Building Caribbean Capability
For APEXIS, the conference was also about capacity-building. As the region transitions into new technologies, it must avoid becoming dependent only on external expertise. The Caribbean needs its own trained responders, technicians, safety professionals, trainers, policy thinkers, and institutional leaders who understand both international standards and local operating realities.
This is where the APEXIS–TEEX relationship becomes especially important. Through its role as a TEEX Corporate Learning Center, APEXIS is positioned to support regional training and certification pathways in emergency response, safety, risk management, resilience, and workforce readiness.
The EV and hybrid transition creates a new area where this capacity-building approach is urgently needed. Fire services, first responders, technical colleges, fleet operators, workshops, insurers, and regulators will all need structured education and practical training.

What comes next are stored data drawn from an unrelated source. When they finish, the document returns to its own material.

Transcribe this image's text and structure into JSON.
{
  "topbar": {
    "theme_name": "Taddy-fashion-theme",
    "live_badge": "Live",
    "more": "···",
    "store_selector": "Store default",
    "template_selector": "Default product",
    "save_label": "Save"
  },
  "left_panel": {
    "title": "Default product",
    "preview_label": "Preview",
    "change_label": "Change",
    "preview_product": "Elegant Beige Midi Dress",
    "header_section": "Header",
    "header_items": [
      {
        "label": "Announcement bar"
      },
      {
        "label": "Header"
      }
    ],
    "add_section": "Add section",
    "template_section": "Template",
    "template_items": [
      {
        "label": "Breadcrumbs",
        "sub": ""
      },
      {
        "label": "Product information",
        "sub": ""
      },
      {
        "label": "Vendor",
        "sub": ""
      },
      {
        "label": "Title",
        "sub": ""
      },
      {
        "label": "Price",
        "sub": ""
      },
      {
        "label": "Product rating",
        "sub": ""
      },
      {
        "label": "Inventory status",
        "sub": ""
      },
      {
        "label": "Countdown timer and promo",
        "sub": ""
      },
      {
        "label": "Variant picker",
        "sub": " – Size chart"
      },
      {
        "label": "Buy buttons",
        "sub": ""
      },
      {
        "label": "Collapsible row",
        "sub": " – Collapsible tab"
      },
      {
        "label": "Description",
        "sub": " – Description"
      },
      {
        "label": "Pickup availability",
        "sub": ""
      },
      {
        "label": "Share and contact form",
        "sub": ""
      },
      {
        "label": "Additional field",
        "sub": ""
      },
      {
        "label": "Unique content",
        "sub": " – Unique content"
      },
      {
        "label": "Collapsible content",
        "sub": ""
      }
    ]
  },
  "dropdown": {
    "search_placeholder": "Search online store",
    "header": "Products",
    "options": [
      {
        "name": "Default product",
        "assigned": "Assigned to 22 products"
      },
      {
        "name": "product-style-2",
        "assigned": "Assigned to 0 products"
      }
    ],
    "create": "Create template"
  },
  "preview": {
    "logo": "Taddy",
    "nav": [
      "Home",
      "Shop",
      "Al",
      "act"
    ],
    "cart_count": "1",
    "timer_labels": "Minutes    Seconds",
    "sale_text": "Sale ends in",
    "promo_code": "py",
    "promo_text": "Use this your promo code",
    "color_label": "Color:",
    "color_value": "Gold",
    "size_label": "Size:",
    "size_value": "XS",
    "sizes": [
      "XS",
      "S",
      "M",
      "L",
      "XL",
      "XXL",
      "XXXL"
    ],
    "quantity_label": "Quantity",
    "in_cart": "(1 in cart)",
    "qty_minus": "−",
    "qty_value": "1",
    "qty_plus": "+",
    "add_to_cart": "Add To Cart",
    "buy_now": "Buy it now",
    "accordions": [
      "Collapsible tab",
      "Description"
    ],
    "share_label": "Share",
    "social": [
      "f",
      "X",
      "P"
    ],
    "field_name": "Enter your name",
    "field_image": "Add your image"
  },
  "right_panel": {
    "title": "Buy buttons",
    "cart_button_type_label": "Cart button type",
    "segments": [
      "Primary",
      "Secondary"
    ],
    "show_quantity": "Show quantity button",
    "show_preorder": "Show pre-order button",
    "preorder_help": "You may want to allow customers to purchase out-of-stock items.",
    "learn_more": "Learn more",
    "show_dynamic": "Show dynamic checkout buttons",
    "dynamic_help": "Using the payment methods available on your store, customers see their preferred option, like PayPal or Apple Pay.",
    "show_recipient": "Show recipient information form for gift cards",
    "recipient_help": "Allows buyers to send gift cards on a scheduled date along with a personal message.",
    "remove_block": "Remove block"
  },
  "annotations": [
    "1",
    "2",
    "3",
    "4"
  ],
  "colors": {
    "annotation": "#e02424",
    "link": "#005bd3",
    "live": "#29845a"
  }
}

The conference helped make that need visible.
Why the Timing Matters
Electric and hybrid vehicles are already entering Trinidad and Tobago and the wider Caribbean through private ownership, dealers, corporate fleets, courier services, public transport discussions, and emerging investment in charging infrastructure.
The question is no longer whether the technology will arrive. It is already here. The more important question is whether the systems around the technology will be ready.
Safe adoption requires more than vehicles on the road. It requires trained technicians, informed emergency responders, proper facility procedures, consistent charging standards, clear insurance frameworks, public education, and coordinated regulation.
By convening this conference, Trinidad and Tobago positioned itself as a practical hub for the regional EV and hybrid readiness conversation. The event also created an opportunity for the wider Caribbean to begin aligning around shared risks, shared standards, and shared opportunities.
From Conversation to Action
The conference marked an important beginning, but the work cannot end with one event. A recurring theme from the discussions was the need for continued coordination among government, industry, emergency services, insurers, utilities, training providers, and the automotive sector.
APEXIS intends to continue supporting this momentum through training, stakeholder engagement, technical discussions, and practical readiness initiatives. The goal is to help ensure that EV and hybrid adoption in the Caribbean is not only innovative, but safe, structured, and sustainable.
The 20 May 2026 conference showed that the region is ready to have a serious conversation about the future of mobility. More importantly, it showed that the Caribbean has the leadership, partnerships, and technical capability to shape that future on its own terms.
As the region moves forward, APEXIS Risk Innovation Group remains committed to building the capacity, systems, and partnerships needed to support safer roads, stronger institutions, and a more resilient Caribbean.